State Bank of India is planning to tap retail investors every quarter with bond issues for mobilising long-term resources.
India's biggest lender had raised Rs 1,000 crore through its maiden issue of retail bonds in the last quarter. In the current quarter, it is seeking to mobilise about Rs 10,000 crore through these bonds.
The latest offering of the bonds (also called Lower Tier II bonds) will be open from February 21 to 28.
“Our maiden issue of retail bonds got subscribed 19 times in the last quarter (October). We are now coming out with another issue in the current quarter. Hopefully, we will continue to come out with bond issues every quarter,” said Mr O.P. Bhatt, Chairman, SBI.
SBI intends to deploy the issue proceeds to augment its capital base. Its capital adequacy ratio, which as of December-end 2010 stood at 13.16 per cent, will improve by 100 basis points (or one percentage point). It will also go a long way in addressing the asset-liability maturity mismatches.
The bonds will be issued in two series – one will have a tenure of 10 years (with the bank having the option to call the bonds after five years) while the other will have a tenure of 15 years (call option after 10 years).

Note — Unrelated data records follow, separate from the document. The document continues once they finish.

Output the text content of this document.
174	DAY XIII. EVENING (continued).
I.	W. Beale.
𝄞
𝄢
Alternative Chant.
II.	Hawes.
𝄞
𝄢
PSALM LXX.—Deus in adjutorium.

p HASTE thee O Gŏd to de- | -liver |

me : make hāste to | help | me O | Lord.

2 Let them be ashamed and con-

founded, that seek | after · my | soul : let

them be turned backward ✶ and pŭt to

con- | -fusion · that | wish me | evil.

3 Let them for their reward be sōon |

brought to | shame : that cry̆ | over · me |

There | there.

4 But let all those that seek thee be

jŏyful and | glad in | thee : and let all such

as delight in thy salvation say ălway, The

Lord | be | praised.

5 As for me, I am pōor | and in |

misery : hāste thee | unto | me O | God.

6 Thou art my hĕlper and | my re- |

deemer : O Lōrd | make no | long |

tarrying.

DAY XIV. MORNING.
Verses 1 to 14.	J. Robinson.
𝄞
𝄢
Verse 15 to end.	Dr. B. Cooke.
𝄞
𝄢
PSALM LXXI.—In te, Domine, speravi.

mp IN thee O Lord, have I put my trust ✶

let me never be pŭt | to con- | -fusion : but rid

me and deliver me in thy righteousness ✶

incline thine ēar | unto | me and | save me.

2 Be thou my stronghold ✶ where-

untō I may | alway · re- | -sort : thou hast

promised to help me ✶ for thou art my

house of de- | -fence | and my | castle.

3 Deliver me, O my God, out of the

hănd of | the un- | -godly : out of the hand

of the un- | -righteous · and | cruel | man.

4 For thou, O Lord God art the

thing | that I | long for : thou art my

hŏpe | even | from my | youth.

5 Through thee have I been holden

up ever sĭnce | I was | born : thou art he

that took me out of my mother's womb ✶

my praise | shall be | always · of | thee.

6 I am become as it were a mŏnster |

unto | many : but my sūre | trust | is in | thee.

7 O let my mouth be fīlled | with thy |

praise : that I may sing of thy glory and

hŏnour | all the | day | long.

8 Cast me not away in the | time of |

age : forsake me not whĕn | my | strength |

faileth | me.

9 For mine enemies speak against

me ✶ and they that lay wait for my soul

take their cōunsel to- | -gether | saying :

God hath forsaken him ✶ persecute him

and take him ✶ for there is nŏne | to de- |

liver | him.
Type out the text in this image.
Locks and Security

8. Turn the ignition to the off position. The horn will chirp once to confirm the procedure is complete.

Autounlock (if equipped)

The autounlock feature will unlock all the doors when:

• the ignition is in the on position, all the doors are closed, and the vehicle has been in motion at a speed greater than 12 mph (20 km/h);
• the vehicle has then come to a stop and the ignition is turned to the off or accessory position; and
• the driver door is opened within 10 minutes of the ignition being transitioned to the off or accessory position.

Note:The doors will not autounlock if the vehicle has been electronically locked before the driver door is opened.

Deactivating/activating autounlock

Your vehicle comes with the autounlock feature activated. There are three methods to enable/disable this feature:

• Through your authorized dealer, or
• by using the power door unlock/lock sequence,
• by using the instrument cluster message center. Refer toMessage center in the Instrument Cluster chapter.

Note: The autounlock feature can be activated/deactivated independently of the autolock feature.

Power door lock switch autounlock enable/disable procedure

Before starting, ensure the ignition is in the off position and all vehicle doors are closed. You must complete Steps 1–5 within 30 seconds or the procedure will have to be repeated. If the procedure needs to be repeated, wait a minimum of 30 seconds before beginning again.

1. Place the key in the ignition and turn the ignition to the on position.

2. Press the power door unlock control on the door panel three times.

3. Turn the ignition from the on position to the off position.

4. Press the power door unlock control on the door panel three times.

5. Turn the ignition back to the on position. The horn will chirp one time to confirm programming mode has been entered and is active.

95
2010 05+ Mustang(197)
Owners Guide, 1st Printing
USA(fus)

Retail investors i.e. those investing up to Rs 5 lakh, will earn 9.75 per cent on 10-year bonds and 9.95 per cent interest on 15-year bonds. Non-retail investors will earn 9.30 per cent on 10-year bonds and 9.45 per cent interest on 15-year bonds.

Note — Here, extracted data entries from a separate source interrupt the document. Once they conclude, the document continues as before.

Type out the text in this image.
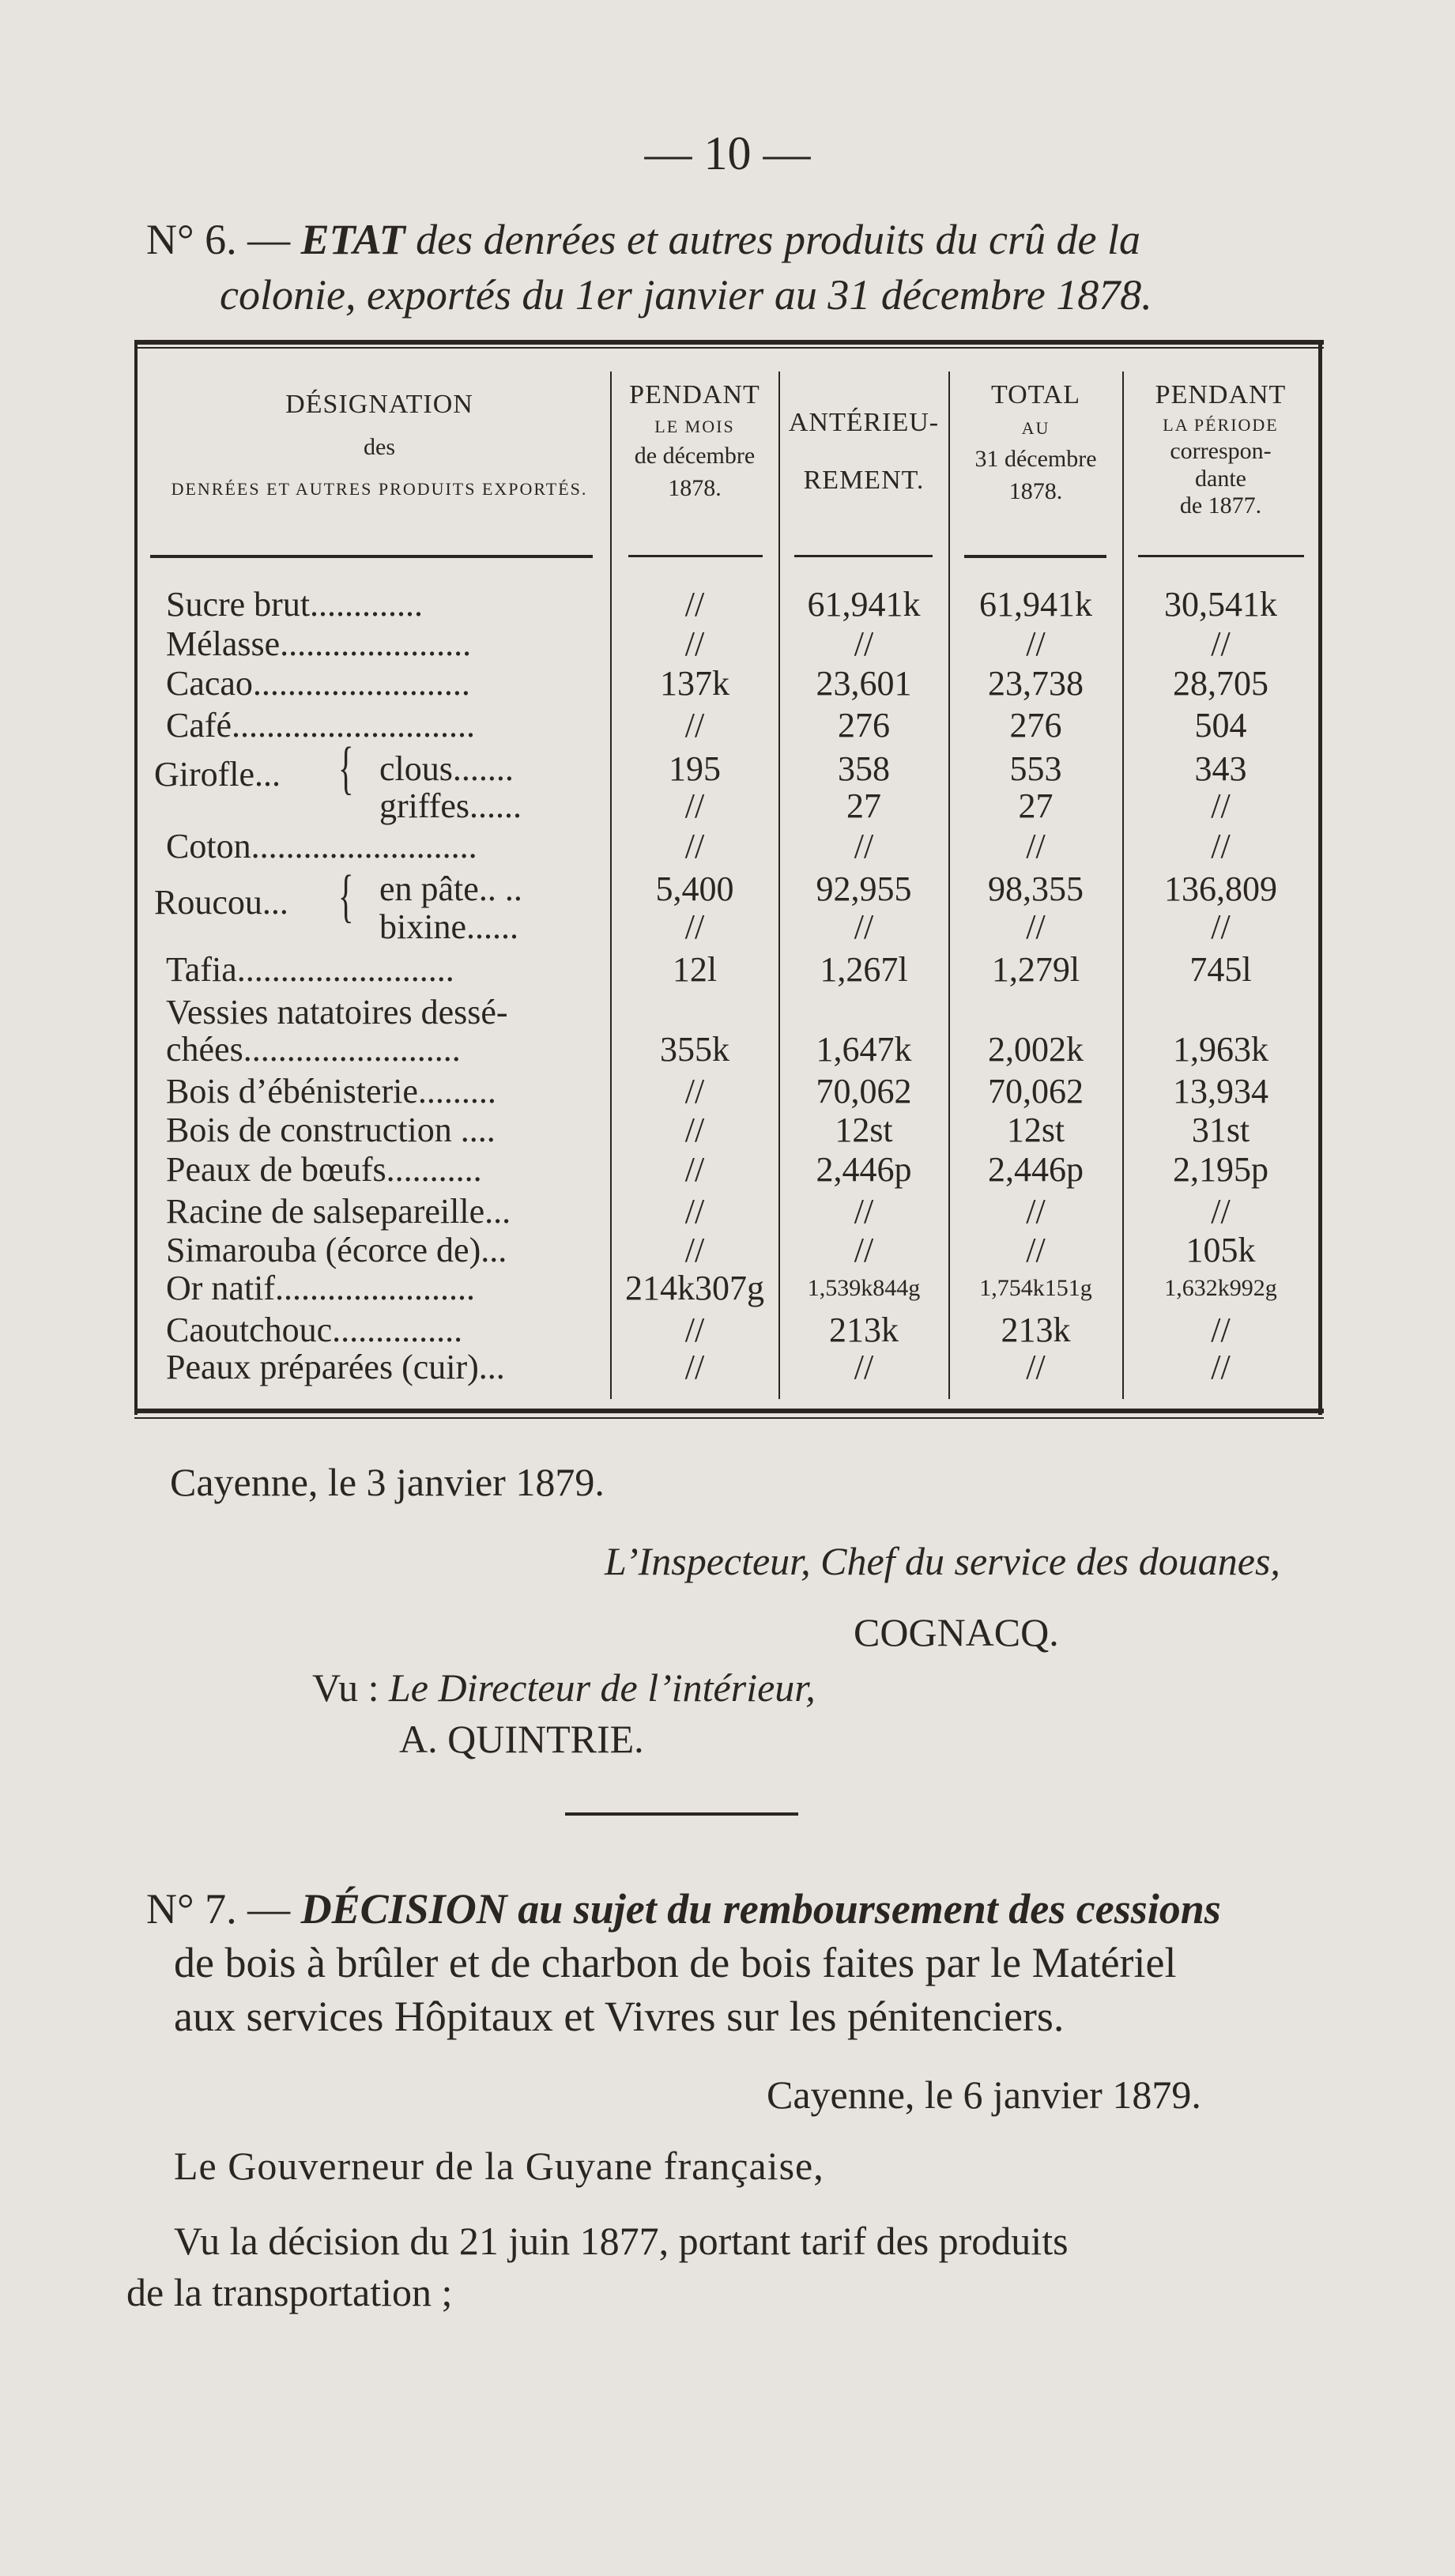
— 10 —
N° 6. — ETAT des denrées et autres produits du crû de la
colonie, exportés du 1er janvier au 31 décembre 1878.
DÉSIGNATION
des
DENRÉES ET AUTRES PRODUITS EXPORTÉS.
PENDANT
LE MOIS
de décembre
1878.
ANTÉRIEU-
REMENT.
TOTAL
AU
31 décembre
1878.
PENDANT
LA PÉRIODE
correspon-
dante
de 1877.
Girofle... {
Roucou... {
Sucre brut.............	//	61,941k	61,941k	30,541k
Mélasse......................	//	//	//	//
Cacao.........................	137k	23,601	23,738	28,705
Café............................	//	276	276	504
clous.......	195	358	553	343
griffes......	//	27	27	//
Coton..........................	//	//	//	//
en pâte.. ..	5,400	92,955	98,355	136,809
bixine......	//	//	//	//
Tafia.........................	12l	1,267l	1,279l	745l
Vessies natatoires dessé-
chées.........................	355k	1,647k	2,002k	1,963k
Bois d’ébénisterie.........	//	70,062	70,062	13,934
Bois de construction ....	//	12st	12st	31st
Peaux de bœufs...........	//	2,446p	2,446p	2,195p
Racine de salsepareille...	//	//	//	//
Simarouba (écorce de)...	//	//	//	105k
Or natif.......................	214k307g	1,539k844g	1,754k151g	1,632k992g
Caoutchouc...............	//	213k	213k	//
Peaux préparées (cuir)...	//	//	//	//
Cayenne, le 3 janvier 1879.
L’Inspecteur, Chef du service des douanes,
COGNACQ.
Vu : Le Directeur de l’intérieur,
A. QUINTRIE.
N° 7. — DÉCISION au sujet du remboursement des cessions
de bois à brûler et de charbon de bois faites par le Matériel
aux services Hôpitaux et Vivres sur les pénitenciers.
Cayenne, le 6 janvier 1879.
Le Gouverneur de la Guyane française,
Vu la décision du 21 juin 1877, portant tarif des produits
de la transportation ;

Unlike the maiden retail bond issue, investors in the forthcoming issue will not enjoy the benefit of step-up interest rate as the banking regulator has disallowed it.
Under the new Basel accord on bank capital adequacy and liquidity, bonds with the step up interest rate option cannot be treated as part of Tier-II capital. “The step-up option is no longer permitted by the RBI,” said Mr Hemant Contractor, Deputy Managing Director and CFO.
In its maiden retail bonds issue, the bank had offered investors step-up option of 50 basis points (i.e. they could earn 0.50 percentage points higher interest a year) in case it does not exercise call option after 5 years (for bonds of 10 years maturity) and 10 years (for bonds of 15 years maturity). The bank had then issued the 10-year bonds at 9.25 per cent interest and 15-year bonds at 9.50 per cent interest.
Only investors having dematerialised (demat) accounts can subscribe to the retail bonds issue. Besides its own collection centres (126 of them), the bank is relying on lead brokers – Citigroup Global Markets, Kotak Securities, and SBICAP Securities to sell the issue.
Given that many investors had missed the bus during the maiden bond issue, when it was closed in three days, the bank will keep the issue open till the last day.